Cohousing – designed for these times?
“Hardwoods throughout. Hand-painted Spanish tiling.” I read down the list of amenities for this 3-bed, 2.5-bath, $240,000 townhouse. “Installed wine cooler. Double shower. Organic farm.” Organic farm? Whoa, read again.
“Ecologically-minded, community-focused, and family-friendly, ours is an intentional community established in 2000. With 68 households, it is a real community where neighbors know each other, kids play together safely, and people and nature work together to create a peaceful habitat.”
This is a cohousing community. There are over 200 of them listed in the cohousing directory – far more if you include ecovillages, urban housing cooperatives, intentional living, alternative communities, cooperative living, and other arrangements. I looked through the list to see how a cohousing community, planned from the start, might provide some of the resilience and self-reliance that many of us are trying to create retroactively in our neighborhoods. For instance:
Lower heating/cooling costs Quite a few of the cohousing communities, like Ecovillage at Ithaca, NY, were built with energy conservation as a priority.

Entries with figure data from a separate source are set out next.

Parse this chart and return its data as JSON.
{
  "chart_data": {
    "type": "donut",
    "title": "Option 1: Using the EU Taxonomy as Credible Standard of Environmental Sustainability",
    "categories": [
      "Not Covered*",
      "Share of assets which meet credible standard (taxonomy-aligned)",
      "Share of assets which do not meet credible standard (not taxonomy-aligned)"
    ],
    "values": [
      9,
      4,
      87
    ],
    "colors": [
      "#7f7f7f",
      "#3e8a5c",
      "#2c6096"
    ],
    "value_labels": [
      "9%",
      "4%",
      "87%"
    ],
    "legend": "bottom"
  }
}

Reduced transportation fuel costs: Walkscores on six of the properties ranged from Southside Park in Sacramento at 83 (Very walkable) to Nubanusit in Peterborough, NH at 18 (Car dependent), although the latter does include office and studio space.
Increased food security: Most cohousing groups have some vegetable garden plots available, to provide “1-5% of residents’ food needs.” East Lake Commons in Atlanta includes a three-acre separately-farmed CSA (“6-20%”).
Access to jobs: Many cohousing communities lie in urban settings with a surprising number, like Delaware Street Commons in Lawrence, KS, in college towns, a bonus for job security.
Shared costs and skills: With maintenance and yard work often done by the community, weekly community meals, an emphasis on childcaring and eldercaring, a community workshop and playground, the chance to share transportation, and unusually neighborly neighbors, I can imagine cost savings left and right.
Check the cohousing and intentional community directories. Some regions offer multi-community tours. Cohousing is not for everyone. But with economic, environmental, and social pressures building, members of these communities are in a better position than most of us to navigate financial and lifestyle dangers.